Discriminant of a Polynomial

A discriminant of a polynomial is an expression giving information about the number and the nature of the roots of the polynomial.

For a quadratic polynomial $ ax^2+bx+c $, the discriminant named delta $ \Delta $ is calculated with the formula:

$$ \Delta = b^2-4ac $$

The fact of knowing the value of the discriminant then solves the equation more easily through formulas (using this discriminant).

For a cubic polynomial of the form $ ax^3+bx^2+cx+d $ the discriminant formula is

$$ \Delta = b^2c^2-4ac^3-4b^3d-27a^2d^2+18abcd $$

For a polynomial of degree 1 or 0 the discriminant is not generally calculated, its value has no interest, it is nevertheless sometimes defined at the value $ 1 $.

The discriminant acts as an indicator of whether the polynomial has real, distinct or imaginary roots and their number.

For a polynomial of degree 2 if the discriminant is equal to $ 0 $, then the polynomial has a unique (double) root.
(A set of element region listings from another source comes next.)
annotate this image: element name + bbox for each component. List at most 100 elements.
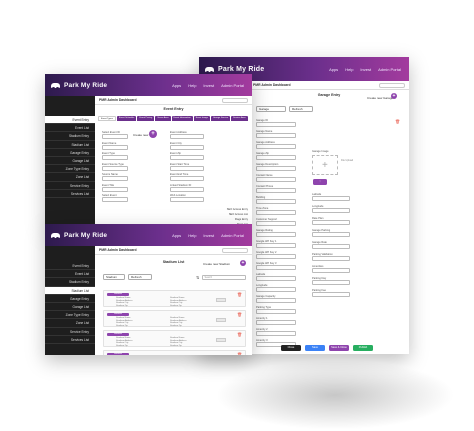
field-input[interactable] <box>312 232 350 237</box>
nav-admin-portal[interactable]: Admin Portal <box>378 67 401 72</box>
sidebar-item[interactable]: Zone Type Entry <box>45 165 95 174</box>
form-button[interactable]: Save <box>305 345 325 351</box>
field-input[interactable] <box>256 243 296 248</box>
footer-link[interactable]: SEO Access Entry <box>227 208 248 211</box>
tab[interactable]: Garage Service <box>210 116 231 121</box>
tab[interactable]: Event Information <box>171 116 193 121</box>
sort-icon[interactable]: ⇅ <box>196 275 199 280</box>
delete-icon[interactable]: 🗑 <box>237 312 242 317</box>
field-input[interactable] <box>170 144 204 150</box>
field-input[interactable] <box>256 265 296 270</box>
form-button[interactable]: Save & Close <box>329 345 349 351</box>
sidebar-item[interactable]: Zone Type Entry <box>45 311 95 320</box>
stadium-card[interactable]: StadiumStadium NameStadium NameStadium A… <box>103 330 246 347</box>
field-input[interactable] <box>102 155 128 160</box>
field-input[interactable] <box>102 165 128 171</box>
field-input[interactable] <box>312 268 350 273</box>
field-input[interactable] <box>102 186 128 192</box>
field-input[interactable] <box>256 188 296 193</box>
stadium-card[interactable]: StadiumStadium NameStadium NameStadium A… <box>103 350 246 355</box>
nav-apps[interactable]: Apps <box>172 233 181 238</box>
footer-link[interactable]: SEO Access List <box>229 213 248 216</box>
stadium-card[interactable]: StadiumStadium NameStadium NameStadium A… <box>103 310 246 327</box>
nav-help[interactable]: Help <box>188 83 196 88</box>
stadium-card[interactable]: StadiumStadium NameStadium NameStadium A… <box>103 290 246 307</box>
field-input[interactable] <box>256 320 296 325</box>
sidebar-item[interactable]: Event Entry <box>45 116 95 125</box>
field-input[interactable] <box>256 144 296 149</box>
field-input[interactable] <box>170 134 204 139</box>
field-input[interactable] <box>170 197 204 202</box>
field-input[interactable] <box>256 155 296 160</box>
field-input[interactable] <box>170 176 204 181</box>
tab[interactable]: Event Schedule <box>117 116 137 121</box>
delete-icon[interactable]: 🗑 <box>237 292 242 297</box>
field-input[interactable] <box>102 197 128 202</box>
stadium-select[interactable]: Stadium <box>103 274 125 280</box>
sidebar-item[interactable]: Service Entry <box>45 182 95 190</box>
stadium-search-input[interactable]: Search <box>202 275 246 280</box>
field-input[interactable] <box>312 196 350 201</box>
garage-image-upload[interactable]: + <box>312 155 338 175</box>
tab[interactable]: Event Types <box>98 116 116 121</box>
sidebar-item[interactable]: Stadium List <box>45 286 95 295</box>
delete-icon[interactable]: 🗑 <box>237 352 242 355</box>
add-stadium-button[interactable]: + <box>240 260 246 266</box>
nav-invest[interactable]: Invest <box>203 233 214 238</box>
garage-select[interactable]: Garage <box>256 106 286 112</box>
upload-image-button[interactable]: ↑ <box>313 179 327 185</box>
add-garage-button[interactable]: + <box>391 93 397 99</box>
sidebar-item[interactable]: Event Entry <box>45 262 95 271</box>
sidebar-item[interactable]: Services List <box>45 190 95 198</box>
nav-invest[interactable]: Invest <box>360 67 371 72</box>
search-input[interactable] <box>222 247 248 253</box>
field-input[interactable] <box>312 208 350 213</box>
field-input[interactable] <box>256 254 296 259</box>
nav-help[interactable]: Help <box>188 233 196 238</box>
sidebar-item[interactable]: Stadium Entry <box>45 278 95 287</box>
field-input[interactable] <box>256 210 296 215</box>
field-input[interactable] <box>256 298 296 303</box>
tab[interactable]: Event Image <box>193 116 210 121</box>
add-event-button[interactable]: + <box>149 130 157 138</box>
field-input[interactable] <box>256 276 296 281</box>
refresh-button[interactable]: Refresh <box>128 274 152 280</box>
search-input[interactable] <box>222 97 248 103</box>
sidebar-item[interactable]: Garage Entry <box>45 149 95 157</box>
nav-invest[interactable]: Invest <box>203 83 214 88</box>
brand[interactable]: Park My Ride <box>45 232 107 240</box>
field-input[interactable] <box>256 232 296 237</box>
sidebar-item[interactable]: Service Entry <box>45 328 95 336</box>
field-input[interactable] <box>170 155 204 160</box>
field-input[interactable] <box>312 244 350 249</box>
sidebar-item[interactable]: Zone List <box>45 319 95 328</box>
nav-apps[interactable]: Apps <box>172 83 181 88</box>
field-input[interactable] <box>256 133 296 138</box>
sidebar-item[interactable]: Garage List <box>45 303 95 312</box>
create-stadium-label[interactable]: Create new Stadium <box>203 262 230 266</box>
sidebar-item[interactable]: Garage Entry <box>45 295 95 303</box>
field-input[interactable] <box>312 220 350 225</box>
nav-apps[interactable]: Apps <box>329 67 338 72</box>
sidebar-item[interactable]: Services List <box>45 336 95 344</box>
nav-help[interactable]: Help <box>345 67 353 72</box>
field-input[interactable] <box>256 309 296 314</box>
nav-admin-portal[interactable]: Admin Portal <box>221 233 244 238</box>
sidebar-item[interactable]: Event List <box>45 124 95 133</box>
field-input[interactable] <box>256 177 296 182</box>
form-button[interactable]: Publish <box>353 345 373 351</box>
field-input[interactable] <box>170 186 204 192</box>
delete-icon[interactable]: 🗑 <box>237 332 242 337</box>
field-input[interactable] <box>256 122 296 127</box>
form-button[interactable]: Close <box>281 345 301 351</box>
sidebar-item[interactable]: Event List <box>45 270 95 279</box>
search-input[interactable] <box>379 82 405 88</box>
footer-link[interactable]: Flags Entry <box>235 218 248 221</box>
brand[interactable]: Park My Ride <box>199 66 264 74</box>
sidebar-item[interactable]: Garage List <box>45 157 95 166</box>
brand[interactable]: Park My Ride <box>45 82 107 90</box>
tab[interactable]: Event Pricing <box>137 116 155 121</box>
sidebar-item[interactable]: Stadium List <box>45 141 95 149</box>
field-input[interactable] <box>102 176 128 181</box>
field-input[interactable] <box>256 221 296 226</box>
If the discriminant is positive, then it has 2 real roots, and if it is negative, it has 2 complex and conjugate roots.

For a quadratic polynomial of type $ ax^2+bx+c = 0 $

If the discriminant is positive (strictly), the equation has two solutions x1 and x2:

$$ x_1 = \frac {-b + \sqrt \Delta}{2a} \\ x_2 = \frac {-b - \sqrt \Delta}{2a} $$

If the discriminant is zero, the equation has a double root:

$$ x_1=x_2 = -\frac b{2a} $$

If the discriminant is negative (strictly), the equation has 2 complex conjugate solutions:

$$ \delta^2 = \Delta $$

$$ x_1 = \frac {-b + \delta}{2a} \\ x_2 = \frac {-b - \delta}{2a} $$

For equations of higher degrees (degree 3 or 4 or more), knowledge of the discriminant allows us to know the number of roots, however there is no formula allowing them to be found from the discriminant.